During the multi-stage thermoforming of steel, work hardening and the stress softening processes initiated by its dynamic recovery (DRV) and dynamic recrystallisation (DRX) are mainly considered for predicting the flow stress. However, the stress softening components describing the static recovery (SRV), static recrystallisation (SRX), and metadynamic recrystallisation (MDRX) processes that occur during post-deformation annealing have not been reflected in the majority of the existing plasticity models, leading to poor prediction accuracy. To accurately predict the flow stress generated during multi-stage thermoforming, modification has been proposed to the Sellars-Tegart-Garofalo model to account for the evolution of all possible recrystallisation processes and the resultant softening effects in the present work. An integrated response of the flow stress caused by DRV-initiated softening and work hardening was characterised using the Estrin-Mecking dislocation model. Another softening process occurring during thermoforming was quantified by a modified strain-independent DRX kinetic equation.
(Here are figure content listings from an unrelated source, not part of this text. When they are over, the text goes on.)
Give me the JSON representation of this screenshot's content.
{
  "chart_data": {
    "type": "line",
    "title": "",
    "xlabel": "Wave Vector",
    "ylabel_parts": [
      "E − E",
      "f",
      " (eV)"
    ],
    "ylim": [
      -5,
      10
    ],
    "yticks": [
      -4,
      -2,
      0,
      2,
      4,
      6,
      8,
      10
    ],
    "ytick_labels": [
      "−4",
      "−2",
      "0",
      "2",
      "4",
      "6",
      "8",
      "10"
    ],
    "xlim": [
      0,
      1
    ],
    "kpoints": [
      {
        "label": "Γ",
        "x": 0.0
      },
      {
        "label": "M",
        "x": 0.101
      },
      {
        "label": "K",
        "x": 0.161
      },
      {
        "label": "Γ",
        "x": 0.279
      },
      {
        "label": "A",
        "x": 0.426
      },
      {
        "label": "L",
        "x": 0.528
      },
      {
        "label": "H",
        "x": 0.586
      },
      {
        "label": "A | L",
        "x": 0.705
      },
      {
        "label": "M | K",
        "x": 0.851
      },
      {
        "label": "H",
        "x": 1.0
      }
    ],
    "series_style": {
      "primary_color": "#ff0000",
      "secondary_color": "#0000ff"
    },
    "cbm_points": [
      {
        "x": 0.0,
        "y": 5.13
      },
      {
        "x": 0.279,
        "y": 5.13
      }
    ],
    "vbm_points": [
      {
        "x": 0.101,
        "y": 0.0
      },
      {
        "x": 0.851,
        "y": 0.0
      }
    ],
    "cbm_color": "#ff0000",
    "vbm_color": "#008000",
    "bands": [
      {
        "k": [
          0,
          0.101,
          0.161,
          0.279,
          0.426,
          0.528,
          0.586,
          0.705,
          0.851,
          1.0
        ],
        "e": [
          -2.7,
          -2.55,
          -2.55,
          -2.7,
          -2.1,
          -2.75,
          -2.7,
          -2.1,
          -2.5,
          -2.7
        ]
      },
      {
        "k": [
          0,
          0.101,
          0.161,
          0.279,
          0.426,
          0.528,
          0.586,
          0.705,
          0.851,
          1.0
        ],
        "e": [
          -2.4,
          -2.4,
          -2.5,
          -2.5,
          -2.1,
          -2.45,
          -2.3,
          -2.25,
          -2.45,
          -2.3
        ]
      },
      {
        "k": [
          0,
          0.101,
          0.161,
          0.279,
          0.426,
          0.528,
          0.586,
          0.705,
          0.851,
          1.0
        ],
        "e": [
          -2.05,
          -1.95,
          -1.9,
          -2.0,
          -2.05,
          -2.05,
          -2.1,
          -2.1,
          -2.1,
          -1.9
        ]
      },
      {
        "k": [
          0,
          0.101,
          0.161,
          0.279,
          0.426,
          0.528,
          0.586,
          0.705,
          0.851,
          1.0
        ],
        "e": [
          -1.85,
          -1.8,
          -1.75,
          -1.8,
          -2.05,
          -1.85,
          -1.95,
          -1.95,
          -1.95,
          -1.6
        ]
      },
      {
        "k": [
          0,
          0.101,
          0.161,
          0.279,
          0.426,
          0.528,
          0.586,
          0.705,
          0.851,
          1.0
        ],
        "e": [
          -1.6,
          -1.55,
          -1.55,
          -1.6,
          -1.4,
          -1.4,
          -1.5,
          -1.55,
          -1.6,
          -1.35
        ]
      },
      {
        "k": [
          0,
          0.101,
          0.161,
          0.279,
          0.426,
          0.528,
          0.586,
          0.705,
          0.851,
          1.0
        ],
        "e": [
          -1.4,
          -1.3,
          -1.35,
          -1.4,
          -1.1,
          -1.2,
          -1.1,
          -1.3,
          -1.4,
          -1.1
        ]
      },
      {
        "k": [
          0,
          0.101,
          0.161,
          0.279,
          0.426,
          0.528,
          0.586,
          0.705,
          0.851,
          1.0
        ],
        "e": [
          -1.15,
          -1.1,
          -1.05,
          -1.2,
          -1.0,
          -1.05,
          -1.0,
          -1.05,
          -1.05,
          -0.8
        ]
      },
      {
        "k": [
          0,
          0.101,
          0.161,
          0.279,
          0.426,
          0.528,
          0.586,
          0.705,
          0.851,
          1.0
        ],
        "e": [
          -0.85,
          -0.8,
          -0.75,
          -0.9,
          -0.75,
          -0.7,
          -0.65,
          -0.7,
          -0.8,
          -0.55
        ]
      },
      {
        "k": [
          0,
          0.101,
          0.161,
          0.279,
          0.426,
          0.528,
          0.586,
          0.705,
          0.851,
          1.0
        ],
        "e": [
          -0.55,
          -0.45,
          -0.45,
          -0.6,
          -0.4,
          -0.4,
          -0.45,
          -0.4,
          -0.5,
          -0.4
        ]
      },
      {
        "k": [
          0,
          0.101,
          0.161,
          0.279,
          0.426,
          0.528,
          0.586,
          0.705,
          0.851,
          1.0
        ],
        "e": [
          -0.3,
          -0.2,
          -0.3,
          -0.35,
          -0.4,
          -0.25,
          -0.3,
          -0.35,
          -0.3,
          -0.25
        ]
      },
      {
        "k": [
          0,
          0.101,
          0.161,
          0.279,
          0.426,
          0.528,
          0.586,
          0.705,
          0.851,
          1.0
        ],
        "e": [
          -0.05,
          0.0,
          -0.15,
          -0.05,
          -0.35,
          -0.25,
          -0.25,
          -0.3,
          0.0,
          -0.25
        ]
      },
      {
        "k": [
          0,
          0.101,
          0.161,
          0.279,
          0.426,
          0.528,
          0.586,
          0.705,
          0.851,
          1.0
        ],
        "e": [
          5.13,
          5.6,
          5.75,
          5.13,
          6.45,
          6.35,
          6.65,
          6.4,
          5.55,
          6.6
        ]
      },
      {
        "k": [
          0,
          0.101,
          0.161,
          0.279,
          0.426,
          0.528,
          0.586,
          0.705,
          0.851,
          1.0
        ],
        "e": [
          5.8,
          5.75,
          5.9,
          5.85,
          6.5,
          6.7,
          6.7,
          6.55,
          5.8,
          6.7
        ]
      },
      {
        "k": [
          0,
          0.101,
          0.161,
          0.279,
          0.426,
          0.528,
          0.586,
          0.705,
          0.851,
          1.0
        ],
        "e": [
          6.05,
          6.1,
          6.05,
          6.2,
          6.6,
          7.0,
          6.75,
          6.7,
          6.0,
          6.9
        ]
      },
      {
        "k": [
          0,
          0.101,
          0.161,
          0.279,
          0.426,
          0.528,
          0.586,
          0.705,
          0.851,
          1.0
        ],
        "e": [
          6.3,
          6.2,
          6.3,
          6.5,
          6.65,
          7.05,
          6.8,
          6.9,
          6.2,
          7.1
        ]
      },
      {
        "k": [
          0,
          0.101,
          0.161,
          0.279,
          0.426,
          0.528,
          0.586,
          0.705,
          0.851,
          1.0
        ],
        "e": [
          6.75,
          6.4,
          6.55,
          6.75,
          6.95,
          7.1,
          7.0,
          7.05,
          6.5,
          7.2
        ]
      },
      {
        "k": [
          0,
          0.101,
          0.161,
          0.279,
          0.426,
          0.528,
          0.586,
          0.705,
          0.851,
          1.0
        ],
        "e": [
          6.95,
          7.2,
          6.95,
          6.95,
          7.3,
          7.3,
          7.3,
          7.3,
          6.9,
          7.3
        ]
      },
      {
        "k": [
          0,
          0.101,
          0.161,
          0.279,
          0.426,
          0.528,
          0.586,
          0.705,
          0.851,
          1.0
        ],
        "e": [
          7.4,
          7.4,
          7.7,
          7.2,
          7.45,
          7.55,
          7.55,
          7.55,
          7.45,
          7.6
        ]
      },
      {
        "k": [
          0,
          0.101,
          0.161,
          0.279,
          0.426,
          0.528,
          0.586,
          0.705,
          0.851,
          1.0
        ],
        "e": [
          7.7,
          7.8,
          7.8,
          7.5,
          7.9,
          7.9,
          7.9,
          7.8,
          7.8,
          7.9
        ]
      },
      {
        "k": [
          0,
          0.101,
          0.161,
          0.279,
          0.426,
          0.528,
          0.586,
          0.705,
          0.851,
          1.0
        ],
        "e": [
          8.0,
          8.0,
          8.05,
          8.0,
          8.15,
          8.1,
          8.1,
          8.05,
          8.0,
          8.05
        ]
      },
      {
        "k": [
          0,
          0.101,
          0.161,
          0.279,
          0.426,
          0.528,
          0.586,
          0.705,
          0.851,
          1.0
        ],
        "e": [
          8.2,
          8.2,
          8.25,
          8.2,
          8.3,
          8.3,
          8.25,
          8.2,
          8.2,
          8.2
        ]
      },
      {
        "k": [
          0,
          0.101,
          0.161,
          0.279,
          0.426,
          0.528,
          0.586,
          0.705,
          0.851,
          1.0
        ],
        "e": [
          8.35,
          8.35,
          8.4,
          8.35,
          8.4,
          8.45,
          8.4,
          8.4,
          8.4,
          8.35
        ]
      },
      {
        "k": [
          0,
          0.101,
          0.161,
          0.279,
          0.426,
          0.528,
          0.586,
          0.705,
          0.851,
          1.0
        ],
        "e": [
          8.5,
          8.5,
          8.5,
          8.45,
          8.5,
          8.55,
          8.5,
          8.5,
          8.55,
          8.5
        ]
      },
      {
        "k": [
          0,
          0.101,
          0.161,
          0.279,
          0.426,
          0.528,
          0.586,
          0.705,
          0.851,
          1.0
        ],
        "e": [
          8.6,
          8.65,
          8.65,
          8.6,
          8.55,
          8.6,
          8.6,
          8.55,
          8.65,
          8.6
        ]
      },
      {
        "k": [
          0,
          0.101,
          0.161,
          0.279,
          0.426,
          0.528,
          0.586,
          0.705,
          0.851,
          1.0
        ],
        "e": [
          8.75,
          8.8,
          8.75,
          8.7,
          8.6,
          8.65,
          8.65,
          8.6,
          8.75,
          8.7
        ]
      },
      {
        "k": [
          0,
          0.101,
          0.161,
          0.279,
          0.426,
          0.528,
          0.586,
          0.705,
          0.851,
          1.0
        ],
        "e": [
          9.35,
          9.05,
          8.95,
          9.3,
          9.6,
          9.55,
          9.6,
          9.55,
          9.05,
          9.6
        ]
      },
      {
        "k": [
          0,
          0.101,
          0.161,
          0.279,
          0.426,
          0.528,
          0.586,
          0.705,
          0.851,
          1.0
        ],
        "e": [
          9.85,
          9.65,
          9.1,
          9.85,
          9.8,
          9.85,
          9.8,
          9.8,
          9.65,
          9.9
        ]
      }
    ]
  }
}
In order to quantify all softening processes occurring during multi-stage thermoforming, comprehensive relationships between the described dynamic and static processes were discussed, and the softening fraction was introduced as a global internal variable for quantifying softening equations. In addition, variations of these physical parameters with the interruption stress and holding time were discussed, and the dependency of the residual softening fraction on the former DRX process was expressed as a logarithmic function. A unified constitutive model capable of predicting the comprehensive contribution of multiple softening processes and the resultant macro-flow stress was constructed by updating internal variables. The flow stress values predicted by the unified model were consistent with the results of compression experiments involving complex loading and isothermal histories. This study proposes an efficient approach to elucidating the relationship between the flow stress of steels and the softening effect of microstructural evolution.